As a consequence, this low-income community of immigrants and seniors, disproportionately impacted by a series of poor transportation planning measures, now experiences the highest number of pedestrian injuries and fatalities in the City of Oakland. Asian Health Services (AHS), a community health center, in conjunction with the City of Oakland and the Oakland Chinatown Chamber of Commerce (OCCC), were awarded $2.2 million by the Metropolitan Transportation Commission to implement Revive Chinatown!, a community plan to make Oakland Chinatown safer, more pedestrian friendly, attractive, and economically viable.

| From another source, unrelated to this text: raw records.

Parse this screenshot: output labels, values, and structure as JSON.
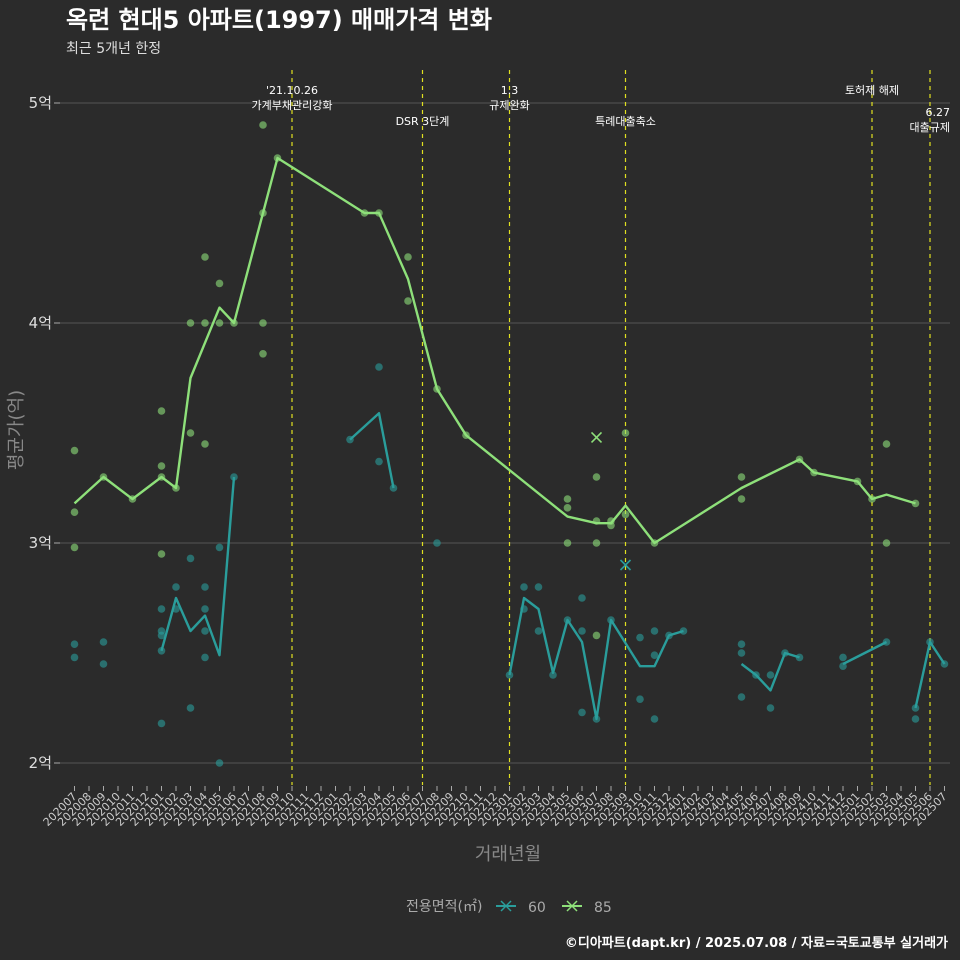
{
  "chart_data": {
    "type": "line",
    "title": "옥련 현대5 아파트(1997) 매매가격 변화",
    "subtitle": "최근 5개년 한정",
    "xlabel": "거래년월",
    "ylabel": "평균가(억)",
    "ylim": [
      1.9,
      5.15
    ],
    "yticks": [
      2,
      3,
      4,
      5
    ],
    "ytick_labels": [
      "2억",
      "3억",
      "4억",
      "5억"
    ],
    "categories": [
      "202007",
      "202008",
      "202009",
      "202010",
      "202011",
      "202012",
      "202101",
      "202102",
      "202103",
      "202104",
      "202105",
      "202106",
      "202107",
      "202108",
      "202109",
      "202110",
      "202111",
      "202112",
      "202201",
      "202202",
      "202203",
      "202204",
      "202205",
      "202206",
      "202207",
      "202208",
      "202209",
      "202210",
      "202211",
      "202212",
      "202301",
      "202302",
      "202303",
      "202304",
      "202305",
      "202306",
      "202307",
      "202308",
      "202309",
      "202310",
      "202311",
      "202312",
      "202401",
      "202402",
      "202403",
      "202404",
      "202405",
      "202406",
      "202407",
      "202408",
      "202409",
      "202410",
      "202411",
      "202412",
      "202501",
      "202502",
      "202503",
      "202504",
      "202505",
      "202506",
      "202507"
    ],
    "legend": {
      "title": "전용면적(㎡)",
      "items": [
        {
          "name": "60",
          "color": "#2a9d9b"
        },
        {
          "name": "85",
          "color": "#8ee07a"
        }
      ]
    },
    "series": [
      {
        "name": "60",
        "color": "#2a9d9b",
        "segments": [
          [
            [
              "202101",
              2.51
            ],
            [
              "202102",
              2.75
            ],
            [
              "202103",
              2.6
            ],
            [
              "202104",
              2.67
            ],
            [
              "202105",
              2.49
            ],
            [
              "202106",
              3.3
            ]
          ],
          [
            [
              "202202",
              3.47
            ],
            [
              "202204",
              3.59
            ],
            [
              "202205",
              3.25
            ]
          ],
          [
            [
              "202301",
              2.4
            ],
            [
              "202302",
              2.75
            ],
            [
              "202303",
              2.7
            ],
            [
              "202304",
              2.41
            ],
            [
              "202305",
              2.65
            ],
            [
              "202306",
              2.55
            ],
            [
              "202307",
              2.2
            ],
            [
              "202308",
              2.65
            ],
            [
              "202310",
              2.44
            ],
            [
              "202311",
              2.44
            ],
            [
              "202312",
              2.58
            ],
            [
              "202401",
              2.6
            ]
          ],
          [
            [
              "202405",
              2.45
            ],
            [
              "202406",
              2.4
            ],
            [
              "202407",
              2.33
            ],
            [
              "202408",
              2.5
            ],
            [
              "202409",
              2.48
            ]
          ],
          [
            [
              "202412",
              2.45
            ],
            [
              "202503",
              2.55
            ]
          ],
          [
            [
              "202505",
              2.25
            ],
            [
              "202506",
              2.55
            ],
            [
              "202507",
              2.45
            ]
          ]
        ],
        "points": [
          [
            "202007",
            2.54
          ],
          [
            "202007",
            2.48
          ],
          [
            "202009",
            2.55
          ],
          [
            "202009",
            2.45
          ],
          [
            "202101",
            2.7
          ],
          [
            "202101",
            2.6
          ],
          [
            "202101",
            2.58
          ],
          [
            "202101",
            2.51
          ],
          [
            "202101",
            2.18
          ],
          [
            "202102",
            2.8
          ],
          [
            "202102",
            2.7
          ],
          [
            "202103",
            2.93
          ],
          [
            "202103",
            2.25
          ],
          [
            "202104",
            2.8
          ],
          [
            "202104",
            2.7
          ],
          [
            "202104",
            2.6
          ],
          [
            "202104",
            2.48
          ],
          [
            "202105",
            2.98
          ],
          [
            "202105",
            2.0
          ],
          [
            "202106",
            3.3
          ],
          [
            "202202",
            3.47
          ],
          [
            "202204",
            3.8
          ],
          [
            "202204",
            3.37
          ],
          [
            "202205",
            3.25
          ],
          [
            "202208",
            3.0
          ],
          [
            "202301",
            2.4
          ],
          [
            "202302",
            2.8
          ],
          [
            "202302",
            2.7
          ],
          [
            "202303",
            2.8
          ],
          [
            "202303",
            2.6
          ],
          [
            "202304",
            2.4
          ],
          [
            "202305",
            2.65
          ],
          [
            "202306",
            2.75
          ],
          [
            "202306",
            2.6
          ],
          [
            "202306",
            2.23
          ],
          [
            "202307",
            2.2
          ],
          [
            "202308",
            2.65
          ],
          [
            "202310",
            2.57
          ],
          [
            "202310",
            2.29
          ],
          [
            "202311",
            2.6
          ],
          [
            "202311",
            2.49
          ],
          [
            "202311",
            2.2
          ],
          [
            "202312",
            2.58
          ],
          [
            "202401",
            2.6
          ],
          [
            "202405",
            2.54
          ],
          [
            "202405",
            2.5
          ],
          [
            "202405",
            2.3
          ],
          [
            "202406",
            2.4
          ],
          [
            "202407",
            2.4
          ],
          [
            "202407",
            2.25
          ],
          [
            "202408",
            2.5
          ],
          [
            "202409",
            2.48
          ],
          [
            "202412",
            2.48
          ],
          [
            "202412",
            2.44
          ],
          [
            "202503",
            2.55
          ],
          [
            "202505",
            2.25
          ],
          [
            "202505",
            2.2
          ],
          [
            "202506",
            2.55
          ],
          [
            "202507",
            2.45
          ]
        ],
        "cancelled": [
          [
            "202309",
            2.9
          ]
        ]
      },
      {
        "name": "85",
        "color": "#8ee07a",
        "segments": [
          [
            [
              "202007",
              3.18
            ],
            [
              "202009",
              3.3
            ],
            [
              "202011",
              3.2
            ],
            [
              "202101",
              3.3
            ],
            [
              "202102",
              3.25
            ],
            [
              "202103",
              3.75
            ],
            [
              "202105",
              4.07
            ],
            [
              "202106",
              4.0
            ],
            [
              "202109",
              4.75
            ],
            [
              "202203",
              4.5
            ],
            [
              "202204",
              4.5
            ],
            [
              "202206",
              4.2
            ],
            [
              "202208",
              3.7
            ],
            [
              "202210",
              3.49
            ],
            [
              "202305",
              3.12
            ],
            [
              "202307",
              3.09
            ],
            [
              "202308",
              3.09
            ],
            [
              "202309",
              3.17
            ],
            [
              "202311",
              3.0
            ],
            [
              "202405",
              3.25
            ],
            [
              "202409",
              3.38
            ],
            [
              "202410",
              3.32
            ],
            [
              "202501",
              3.28
            ],
            [
              "202502",
              3.2
            ],
            [
              "202503",
              3.22
            ],
            [
              "202505",
              3.18
            ]
          ]
        ],
        "points": [
          [
            "202007",
            3.42
          ],
          [
            "202007",
            3.14
          ],
          [
            "202007",
            2.98
          ],
          [
            "202009",
            3.3
          ],
          [
            "202011",
            3.2
          ],
          [
            "202101",
            3.6
          ],
          [
            "202101",
            3.35
          ],
          [
            "202101",
            3.3
          ],
          [
            "202101",
            2.95
          ],
          [
            "202102",
            3.25
          ],
          [
            "202103",
            4.0
          ],
          [
            "202103",
            3.5
          ],
          [
            "202104",
            4.3
          ],
          [
            "202104",
            4.0
          ],
          [
            "202104",
            3.45
          ],
          [
            "202105",
            4.18
          ],
          [
            "202105",
            4.0
          ],
          [
            "202106",
            4.0
          ],
          [
            "202108",
            4.9
          ],
          [
            "202108",
            4.5
          ],
          [
            "202108",
            4.0
          ],
          [
            "202108",
            3.86
          ],
          [
            "202109",
            4.75
          ],
          [
            "202203",
            4.5
          ],
          [
            "202204",
            4.5
          ],
          [
            "202206",
            4.3
          ],
          [
            "202206",
            4.1
          ],
          [
            "202208",
            3.7
          ],
          [
            "202210",
            3.49
          ],
          [
            "202305",
            3.2
          ],
          [
            "202305",
            3.16
          ],
          [
            "202305",
            3.0
          ],
          [
            "202307",
            3.3
          ],
          [
            "202307",
            3.1
          ],
          [
            "202307",
            3.0
          ],
          [
            "202307",
            2.58
          ],
          [
            "202308",
            3.1
          ],
          [
            "202308",
            3.08
          ],
          [
            "202309",
            3.5
          ],
          [
            "202309",
            3.13
          ],
          [
            "202311",
            3.0
          ],
          [
            "202405",
            3.3
          ],
          [
            "202405",
            3.2
          ],
          [
            "202409",
            3.38
          ],
          [
            "202410",
            3.32
          ],
          [
            "202501",
            3.28
          ],
          [
            "202502",
            3.2
          ],
          [
            "202503",
            3.45
          ],
          [
            "202503",
            3.0
          ],
          [
            "202505",
            3.18
          ]
        ],
        "cancelled": [
          [
            "202307",
            3.48
          ]
        ]
      }
    ],
    "events": [
      {
        "x": "202110",
        "label": "'21.10.26\n가계부채관리강화",
        "pos": "top"
      },
      {
        "x": "202207",
        "label": "DSR 3단계",
        "pos": "mid"
      },
      {
        "x": "202301",
        "label": "1.3\n규제완화",
        "pos": "top"
      },
      {
        "x": "202309",
        "label": "특례대출축소",
        "pos": "mid"
      },
      {
        "x": "202502",
        "label": "토허제 해제",
        "pos": "top"
      },
      {
        "x": "202506",
        "label": "6.27\n대출규제",
        "pos": "low"
      }
    ]
  },
  "caption": "©디아파트(dapt.kr) / 2025.07.08 / 자료=국토교통부 실거래가"
}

Implementation of key recommendations from the Revive Chinatown! plan is underway, including the following changes at key locations in the Oakland Chinatown core:

  1. Traffic signal scrambling
  2. Bulb-outs (sidewalk extensions to decrease pedestrian distance)
  3. Pedestrian countdown signals
  4. High visibility crosswalks
  5. Pedestrian-scale lighting with banners
  6. Bilingual way-finding signage

Revive Chinatown! grew out of a pedestrian safety campaign that was initiated by AHS and the OCCC following the death of Mr. Hong Yee and in response to the projected exponential increase of Chinatown traffic generated by developments in neighboring Alameda. Mr. Yee, the father of an AHS board member, was killed while crossing a popular intersection in Chinatown. Since 2001, the City of Oakland, AHS, and OCCC have been working collaboratively to address these issues.

In 2003, the coalition received $250,000 from the California Transportation Department to work with the Chinatown community to create a comprehensive plan addressing the neighborhood’s economic equity and pedestrian/traffic safety issues. Since August 2003, AHS and OCCC has conducted outreach to over 1,100 residents, merchants, employees, and visitors and held numerous community and stakeholder meetings to ensure sufficient community involvement. With the assistance of an urban streetscape designer and a traffic planner, innovative solutions to address the root causes of pedestrian and traffic safety issues in Chinatown were proposed, approved by the Chinatown community and will be integrated into Revive Chinatown! in three phases.